The Head of Legal is part of the senior management team, whether or not the post is a board position. The Head of Legal is a business leader and there are many similarities in preparing for any other senior appointment: the CFO, the CIO and the CMO for example. In assembling the survey we considered the views from all these areas. As a result, and in advance of the evidence, we have put together some early considerations, that fall into five broad groups.

First of all though take a deep breath. Those who made the selection have taken a lot of time over it and they want their candidate to succeed. So set aside the paranoia – they aren't out to get you; at least not yet. Bear this in mind as you think about the other considerations; each has equal importance as the first 100 days begin to unfold.
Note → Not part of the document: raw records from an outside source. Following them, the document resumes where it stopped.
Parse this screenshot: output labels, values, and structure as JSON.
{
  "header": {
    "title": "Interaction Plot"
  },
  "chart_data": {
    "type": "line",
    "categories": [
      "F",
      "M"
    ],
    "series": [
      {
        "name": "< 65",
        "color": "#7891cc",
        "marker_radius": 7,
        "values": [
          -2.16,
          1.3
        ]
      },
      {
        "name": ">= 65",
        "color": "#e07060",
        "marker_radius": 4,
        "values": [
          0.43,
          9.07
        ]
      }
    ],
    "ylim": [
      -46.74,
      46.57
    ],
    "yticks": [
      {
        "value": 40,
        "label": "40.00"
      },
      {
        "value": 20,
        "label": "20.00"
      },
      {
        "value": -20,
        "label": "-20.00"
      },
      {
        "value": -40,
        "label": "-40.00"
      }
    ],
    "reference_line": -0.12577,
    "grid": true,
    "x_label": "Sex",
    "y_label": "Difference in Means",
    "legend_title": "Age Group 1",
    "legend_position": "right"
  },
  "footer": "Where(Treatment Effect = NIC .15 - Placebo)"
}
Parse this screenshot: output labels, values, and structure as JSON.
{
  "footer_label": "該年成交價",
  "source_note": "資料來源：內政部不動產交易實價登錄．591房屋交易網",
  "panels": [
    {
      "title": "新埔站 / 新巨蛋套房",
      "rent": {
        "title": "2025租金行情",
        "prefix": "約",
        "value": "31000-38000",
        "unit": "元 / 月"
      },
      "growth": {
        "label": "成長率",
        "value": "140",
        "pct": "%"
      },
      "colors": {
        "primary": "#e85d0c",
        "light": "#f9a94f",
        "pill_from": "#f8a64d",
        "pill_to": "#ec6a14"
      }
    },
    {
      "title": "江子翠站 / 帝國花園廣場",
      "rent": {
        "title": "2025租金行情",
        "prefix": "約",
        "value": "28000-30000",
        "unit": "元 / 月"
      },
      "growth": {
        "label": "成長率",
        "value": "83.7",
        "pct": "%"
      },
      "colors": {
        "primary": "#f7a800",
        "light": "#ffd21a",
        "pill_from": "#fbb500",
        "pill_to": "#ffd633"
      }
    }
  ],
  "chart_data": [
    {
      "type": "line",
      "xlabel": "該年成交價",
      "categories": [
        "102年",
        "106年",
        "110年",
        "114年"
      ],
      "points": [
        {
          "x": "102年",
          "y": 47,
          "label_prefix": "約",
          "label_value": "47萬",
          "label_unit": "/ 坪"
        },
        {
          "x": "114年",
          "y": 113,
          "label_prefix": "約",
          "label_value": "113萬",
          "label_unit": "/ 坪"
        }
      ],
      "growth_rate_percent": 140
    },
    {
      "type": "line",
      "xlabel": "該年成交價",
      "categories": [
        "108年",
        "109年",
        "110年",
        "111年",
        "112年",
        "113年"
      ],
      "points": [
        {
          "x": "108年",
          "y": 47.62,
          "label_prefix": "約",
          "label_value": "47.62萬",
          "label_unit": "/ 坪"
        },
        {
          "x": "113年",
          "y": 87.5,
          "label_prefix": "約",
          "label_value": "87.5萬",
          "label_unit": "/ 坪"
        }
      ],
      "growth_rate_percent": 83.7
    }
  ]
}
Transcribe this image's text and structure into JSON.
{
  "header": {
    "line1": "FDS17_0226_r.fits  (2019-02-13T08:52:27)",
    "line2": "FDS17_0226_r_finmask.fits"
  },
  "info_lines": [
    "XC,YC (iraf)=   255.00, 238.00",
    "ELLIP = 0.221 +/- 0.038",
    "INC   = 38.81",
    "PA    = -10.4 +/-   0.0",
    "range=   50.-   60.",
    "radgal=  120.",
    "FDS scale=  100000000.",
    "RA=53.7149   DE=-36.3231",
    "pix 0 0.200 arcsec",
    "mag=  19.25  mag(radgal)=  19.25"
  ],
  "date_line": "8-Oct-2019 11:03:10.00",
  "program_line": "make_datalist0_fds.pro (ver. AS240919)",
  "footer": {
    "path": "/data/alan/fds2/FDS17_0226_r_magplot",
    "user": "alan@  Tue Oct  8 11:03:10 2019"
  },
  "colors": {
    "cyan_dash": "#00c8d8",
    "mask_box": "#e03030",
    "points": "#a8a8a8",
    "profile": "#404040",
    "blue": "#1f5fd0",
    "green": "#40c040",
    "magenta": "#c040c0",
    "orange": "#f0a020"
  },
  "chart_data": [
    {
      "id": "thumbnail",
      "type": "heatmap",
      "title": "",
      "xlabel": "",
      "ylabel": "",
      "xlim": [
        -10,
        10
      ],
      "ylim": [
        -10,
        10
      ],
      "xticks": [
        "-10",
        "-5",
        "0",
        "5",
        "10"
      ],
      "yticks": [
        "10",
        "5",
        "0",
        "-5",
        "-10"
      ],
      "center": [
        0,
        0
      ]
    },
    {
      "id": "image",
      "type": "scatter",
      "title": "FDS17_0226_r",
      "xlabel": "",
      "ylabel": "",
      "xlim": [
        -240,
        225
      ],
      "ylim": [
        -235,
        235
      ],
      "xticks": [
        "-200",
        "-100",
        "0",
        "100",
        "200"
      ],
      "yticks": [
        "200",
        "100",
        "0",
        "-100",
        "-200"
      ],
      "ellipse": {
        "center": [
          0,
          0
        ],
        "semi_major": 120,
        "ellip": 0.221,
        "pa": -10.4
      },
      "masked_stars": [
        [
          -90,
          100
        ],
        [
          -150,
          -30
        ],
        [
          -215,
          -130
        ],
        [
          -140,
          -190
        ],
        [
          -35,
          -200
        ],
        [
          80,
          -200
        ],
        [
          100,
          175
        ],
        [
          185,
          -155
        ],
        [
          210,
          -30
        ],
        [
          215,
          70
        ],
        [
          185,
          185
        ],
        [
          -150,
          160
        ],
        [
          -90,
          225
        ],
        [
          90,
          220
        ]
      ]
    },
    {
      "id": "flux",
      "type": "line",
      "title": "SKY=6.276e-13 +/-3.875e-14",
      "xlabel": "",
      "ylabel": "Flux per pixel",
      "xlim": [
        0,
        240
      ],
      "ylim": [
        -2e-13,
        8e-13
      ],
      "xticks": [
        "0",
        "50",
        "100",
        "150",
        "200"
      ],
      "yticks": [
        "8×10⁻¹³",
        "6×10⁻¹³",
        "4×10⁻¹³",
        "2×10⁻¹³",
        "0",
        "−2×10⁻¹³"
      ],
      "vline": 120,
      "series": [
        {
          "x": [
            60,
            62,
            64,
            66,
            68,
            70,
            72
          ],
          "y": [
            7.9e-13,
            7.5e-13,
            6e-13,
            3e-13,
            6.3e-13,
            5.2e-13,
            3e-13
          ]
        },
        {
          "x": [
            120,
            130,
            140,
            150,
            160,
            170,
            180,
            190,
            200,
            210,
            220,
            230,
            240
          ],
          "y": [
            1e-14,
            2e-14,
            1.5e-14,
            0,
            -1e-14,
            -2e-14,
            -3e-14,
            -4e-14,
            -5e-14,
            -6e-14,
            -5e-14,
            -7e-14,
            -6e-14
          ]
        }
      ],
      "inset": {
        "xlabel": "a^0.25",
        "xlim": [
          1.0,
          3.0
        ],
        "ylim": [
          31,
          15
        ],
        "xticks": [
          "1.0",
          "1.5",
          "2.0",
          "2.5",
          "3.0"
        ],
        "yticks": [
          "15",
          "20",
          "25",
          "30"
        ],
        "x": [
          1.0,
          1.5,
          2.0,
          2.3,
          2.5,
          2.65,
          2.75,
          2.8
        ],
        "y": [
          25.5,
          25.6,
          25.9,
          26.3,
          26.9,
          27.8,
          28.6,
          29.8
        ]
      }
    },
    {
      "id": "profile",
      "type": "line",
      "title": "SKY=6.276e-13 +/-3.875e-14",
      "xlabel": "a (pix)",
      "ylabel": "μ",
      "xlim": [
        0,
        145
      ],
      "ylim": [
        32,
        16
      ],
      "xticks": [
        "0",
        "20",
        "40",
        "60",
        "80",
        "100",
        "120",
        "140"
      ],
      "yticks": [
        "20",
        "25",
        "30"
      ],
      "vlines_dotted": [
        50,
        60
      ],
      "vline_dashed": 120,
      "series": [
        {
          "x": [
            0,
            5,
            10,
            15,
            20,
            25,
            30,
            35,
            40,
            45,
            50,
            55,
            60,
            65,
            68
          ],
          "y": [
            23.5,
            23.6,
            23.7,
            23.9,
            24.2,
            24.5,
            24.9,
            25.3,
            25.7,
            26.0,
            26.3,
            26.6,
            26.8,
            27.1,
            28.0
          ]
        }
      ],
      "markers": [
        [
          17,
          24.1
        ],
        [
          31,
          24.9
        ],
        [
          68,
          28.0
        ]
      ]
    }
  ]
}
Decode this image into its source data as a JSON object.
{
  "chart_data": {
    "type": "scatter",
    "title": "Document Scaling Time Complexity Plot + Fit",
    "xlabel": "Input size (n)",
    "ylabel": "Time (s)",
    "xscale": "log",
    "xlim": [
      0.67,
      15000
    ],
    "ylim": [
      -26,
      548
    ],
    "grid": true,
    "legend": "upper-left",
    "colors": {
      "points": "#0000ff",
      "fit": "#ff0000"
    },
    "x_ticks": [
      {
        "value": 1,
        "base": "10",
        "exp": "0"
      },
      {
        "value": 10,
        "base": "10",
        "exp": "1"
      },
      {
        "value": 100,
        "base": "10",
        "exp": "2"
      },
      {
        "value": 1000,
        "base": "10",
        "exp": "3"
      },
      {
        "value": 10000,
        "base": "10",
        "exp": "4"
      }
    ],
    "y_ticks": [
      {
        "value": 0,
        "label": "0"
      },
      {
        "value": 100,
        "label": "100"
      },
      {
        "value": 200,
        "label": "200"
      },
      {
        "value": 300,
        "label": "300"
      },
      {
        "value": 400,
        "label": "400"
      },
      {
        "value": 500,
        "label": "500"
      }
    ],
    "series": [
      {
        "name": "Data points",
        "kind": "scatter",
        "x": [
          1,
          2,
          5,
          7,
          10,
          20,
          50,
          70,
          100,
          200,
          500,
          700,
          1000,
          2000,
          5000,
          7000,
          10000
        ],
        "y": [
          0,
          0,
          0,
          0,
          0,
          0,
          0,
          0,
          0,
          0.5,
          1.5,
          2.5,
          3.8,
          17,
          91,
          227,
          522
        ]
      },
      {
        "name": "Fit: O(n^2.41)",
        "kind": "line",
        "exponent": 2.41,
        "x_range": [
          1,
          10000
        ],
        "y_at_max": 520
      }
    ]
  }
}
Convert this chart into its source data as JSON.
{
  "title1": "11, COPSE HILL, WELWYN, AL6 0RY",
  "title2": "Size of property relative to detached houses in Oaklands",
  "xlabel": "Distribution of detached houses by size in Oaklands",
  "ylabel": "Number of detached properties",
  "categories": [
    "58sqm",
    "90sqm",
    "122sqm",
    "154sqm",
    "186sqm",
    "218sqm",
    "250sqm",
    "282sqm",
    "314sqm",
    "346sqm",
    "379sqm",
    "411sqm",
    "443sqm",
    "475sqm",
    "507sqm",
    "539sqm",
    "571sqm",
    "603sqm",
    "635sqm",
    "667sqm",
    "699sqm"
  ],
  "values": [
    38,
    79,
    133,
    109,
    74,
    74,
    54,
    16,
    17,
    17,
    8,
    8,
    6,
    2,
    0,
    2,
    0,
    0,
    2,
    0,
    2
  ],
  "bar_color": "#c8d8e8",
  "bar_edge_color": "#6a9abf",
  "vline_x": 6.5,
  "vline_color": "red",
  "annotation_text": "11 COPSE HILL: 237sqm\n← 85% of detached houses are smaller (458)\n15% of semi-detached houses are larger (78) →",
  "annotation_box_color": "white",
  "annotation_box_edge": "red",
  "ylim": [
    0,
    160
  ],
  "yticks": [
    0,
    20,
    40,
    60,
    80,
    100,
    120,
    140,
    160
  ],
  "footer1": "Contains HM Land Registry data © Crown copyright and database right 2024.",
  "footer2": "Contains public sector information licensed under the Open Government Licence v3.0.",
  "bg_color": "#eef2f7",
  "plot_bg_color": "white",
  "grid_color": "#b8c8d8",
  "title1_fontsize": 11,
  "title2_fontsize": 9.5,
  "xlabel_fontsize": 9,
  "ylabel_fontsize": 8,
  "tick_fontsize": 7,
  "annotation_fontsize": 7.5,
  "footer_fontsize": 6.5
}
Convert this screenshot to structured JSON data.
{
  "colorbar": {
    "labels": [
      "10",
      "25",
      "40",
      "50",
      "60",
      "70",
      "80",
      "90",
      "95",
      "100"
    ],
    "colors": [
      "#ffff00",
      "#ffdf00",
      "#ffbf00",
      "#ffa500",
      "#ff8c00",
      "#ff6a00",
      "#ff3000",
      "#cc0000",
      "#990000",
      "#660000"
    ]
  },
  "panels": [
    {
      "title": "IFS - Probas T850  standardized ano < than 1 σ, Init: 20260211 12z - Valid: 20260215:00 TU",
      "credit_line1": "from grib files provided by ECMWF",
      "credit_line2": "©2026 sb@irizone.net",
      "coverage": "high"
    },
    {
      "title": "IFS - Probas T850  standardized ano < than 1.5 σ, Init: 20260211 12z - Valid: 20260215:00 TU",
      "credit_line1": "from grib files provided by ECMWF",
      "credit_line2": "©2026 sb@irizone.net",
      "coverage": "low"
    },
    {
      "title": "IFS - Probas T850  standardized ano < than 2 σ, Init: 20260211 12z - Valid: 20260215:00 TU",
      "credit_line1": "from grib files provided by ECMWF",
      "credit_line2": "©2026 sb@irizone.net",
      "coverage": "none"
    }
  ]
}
Finding a friend: There will be many new decisions you'll need to take and talking to yourself really isn't healthy! It doesn't need to be lonely at the top. It can take a while to feel able to confide in someone internally, so it might be worth thinking about getting an executive coach, especially for those first months; someone who can help you keep things in perspective and talk to you about early challenges. There may also be lawyers on your panel that you feel able to test your ideas with.

Getting up to speed: Consider what gaps there are in your knowledge. External lawyers really mean it when they say they want to understand the client's business, but deep internal knowledge is the value add of the in-house team. Make sure it is as current as possible. If you are new to the organisation get up to speed with the operational side of the business; visit manufacturing centres, shops, other offices – in the UK and around the world. If you have been promoted internally, what was it that the previous leader protected you from and why did they leave? Do you need to know more about financial management or team management? Ask if you can have an IT buddy so you get to know the particular systems from the start. Are you on top of the regulations specific to that sector? Making use of the training on offer by panel firms can be a useful support.

Mapping the risks: Advising the business about the risks it faces is obviously core to such a role. Do some stakeholder mapping to prioritise who you need to discuss issues with regularly. Walk through the risk register with the team and make sure Legal has a voice on the Risk Committee and Audit Committee if at all possible. Is there a Head of Risk to engage with, or Internal Audit. How often are you going to meet with the Chairman and CEO? If you attend board meetings, perhaps in your joint capacity as Company Secretary, you will have an immediate way to engage with the executive and non-executive team. If not you will need to find a way to get your voice heard. GDPR has created a whole new set of risk exposures and you are going to need strong relationships with the Head of IT and Head of Marketing. As always new regulations create opportunities to influence, but also challenges in terms of time and implementation within the business. It's important to help the business find a way to own the risk.

Talking to your team: If getting things done yourself has been the answer, it isn't now and it isn't sustainable. As a new leader there many different things to understand and you need the support of your team to keep things moving forward. It's an anxious time for the team too. A new leader will be unsettling for them and they don't know yet that the change will be for the best! If you have a team in a variety of locations go and see them in the first instance. It makes subsequent communication a lot easier. Respect the knowledge they have about the organisation, listen and appreciate them as individuals.

Taking the time to reflect: time is a rare commodity, but seize the opportunity of having at least a couple of weeks without a deadline to think about what you want your legacy to be. It might seem a little counter-intuitive to look to the end, but have a destination of sorts in mind. There will be things that have to be achieved and also things that you want to achieve beyond that. What sort of leader do you want to be? Are you clear about your principles and values and the manner in which you want to operate? Time taken to confirm this will be time well spent, creating a filter to guide the many decisions that will be asked of you.